Política

La frontera de Melilla se refuerza por el alto nivel de organización de los inmigrantes

Varios inmigrantes saltan la valla de Melilla el pasado lunes
Varios inmigrantes saltan la valla de Melilla el pasado lunes

La Guardia Civil ha reforzado la vigilancia del vallado de Melilla, en la frontera con Marruecos, después del último «salto», ocurrido en la madrugada del lunes, protagonizado por unos 250 inmigrantes subsaharianos, 150 de los cuales consiguieron entrar en la Ciudad Autónoma. Según han informado a LA RAZÓN fuentes conocedoras del asunto, no se trata de que las actuales dotaciones de la Benemérita no sean suficientes, como han acreditado en otras ocasiones, para evitar las entradas ilegales, sino que el lunes se detectó que actuaban con alto grado de organización y que se movían de una forma coordinada.

La cifra de subsaharianos escondidos en la zona marroquí de la frontera era ayer de unos 1.700, en especial en el Monte Gurugú. Dado que ha llovido de forma abundante en Melilla en las últimas horas, lo que dificulta los movimientos a pie por zonas boscosas o de tierra, no se cree que los inmigrantes vayan a intentar un salto en las próximas horas, aunque los expertos no descartan ninguna hipótesis.

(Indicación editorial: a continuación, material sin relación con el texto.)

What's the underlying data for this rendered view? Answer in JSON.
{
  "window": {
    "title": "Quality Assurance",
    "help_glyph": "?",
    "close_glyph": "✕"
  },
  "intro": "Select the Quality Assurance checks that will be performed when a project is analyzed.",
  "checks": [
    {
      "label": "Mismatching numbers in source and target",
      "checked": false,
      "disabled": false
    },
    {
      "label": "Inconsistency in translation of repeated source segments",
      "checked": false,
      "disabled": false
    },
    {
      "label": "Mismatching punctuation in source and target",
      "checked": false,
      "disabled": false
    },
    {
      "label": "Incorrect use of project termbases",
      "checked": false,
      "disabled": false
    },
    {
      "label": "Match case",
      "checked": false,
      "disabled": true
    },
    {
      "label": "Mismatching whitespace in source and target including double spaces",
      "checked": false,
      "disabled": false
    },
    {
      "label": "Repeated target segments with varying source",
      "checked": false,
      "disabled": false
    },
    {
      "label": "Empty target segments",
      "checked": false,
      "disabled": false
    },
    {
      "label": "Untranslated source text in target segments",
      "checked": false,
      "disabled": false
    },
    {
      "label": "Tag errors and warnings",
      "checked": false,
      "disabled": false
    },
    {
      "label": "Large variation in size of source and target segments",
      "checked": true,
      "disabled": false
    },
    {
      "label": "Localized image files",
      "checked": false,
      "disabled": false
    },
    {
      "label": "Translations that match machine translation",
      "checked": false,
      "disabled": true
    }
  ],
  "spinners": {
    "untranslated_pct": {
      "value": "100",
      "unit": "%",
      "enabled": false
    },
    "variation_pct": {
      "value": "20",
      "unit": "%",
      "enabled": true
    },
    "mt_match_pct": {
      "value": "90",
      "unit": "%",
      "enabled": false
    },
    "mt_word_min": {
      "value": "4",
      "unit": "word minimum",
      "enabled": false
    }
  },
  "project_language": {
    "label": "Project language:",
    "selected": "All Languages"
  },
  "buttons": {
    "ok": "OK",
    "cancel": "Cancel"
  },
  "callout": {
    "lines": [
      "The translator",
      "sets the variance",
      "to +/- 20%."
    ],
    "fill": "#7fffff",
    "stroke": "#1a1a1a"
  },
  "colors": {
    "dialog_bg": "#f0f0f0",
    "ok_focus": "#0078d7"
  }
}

Se cree que aprovechan el tiempo para preparar la estrategia de un próximo salto que, dado el «éxito» del ocurrido el pasado lunes, podría ser masivo. Los inmigrantes están envalentonados también por lo ocurrido en Ceuta el pasado día 6. Los intentos de desautorización que, desde diversos sectores políticos y sociales, se ha hecho de la labor de la Guardia Civil (se ha llegado a decir que «tirotearon» a inmigrantes) contribuyen a crear un ambiente de euforia entre los subsaharianos, en la creencia de que las Fuerzas de Seguridad no actuarán con la profesionalidad y, si fuera necesario, la firmeza, que requiere la defensa de la frontera española. Esta politización de unos hechos, muy similares por no decir idénticos a los ocurridos durante el Gobierno socialista, cuando se llegó a movilizar a la Legión, coinciden con lo que es una cierta novedad: el citado entrenamiento y preparación minuciosa de los saltos, lo que conlleva que tiene que haber individuos que en zona marroquí se ocupan de organizar a los subsaharianos. De confirmarse, se trataría de una auténtica estrategia de desestabilización.

Los sucesos de Ceuta y esta novedad de convertir en un movimiento organizado lo que era un cierto caos entre los que esperan a saltar la valla en Melilla, se ha convertido en una extraña y preocupante coincidencia, dado el número de individuos, que no superan, de momento, los tres mil, que intentan entrar a España por las fronteras de Ceuta y Melilla.

El intento de aprovechamiento por parte de algunas fuerzas políticas de los hechos de Ceuta para atacar al Gobierno va a producir, ya lo está produciendo, un efecto llamada para miles de inmigrantes que van a pensar erróneamente que es el momento propicio para «romper» las fronteras y acceder a la UE a través de España. De no cortarse de raíz este ambiente que se ha generado entre los subsaharianos las consecuencias pueden ser muy preocupantes y, en algunos puntos, irreversibles.

Desde Ceuta y Melilla se ha pedido a los que tanto critican a la Guardia Civil que se acerquen a estas localidades y se informen sobre el terreno del problema, de la realidad de la actuación de la Guardia Civil, que combina la defensa de la frontera con las acciones humanitarias cuando es necesario y la necesidad de mantener una imagen de firmeza ante un problema que no es sólo de España, sino de toda la Unión Europea.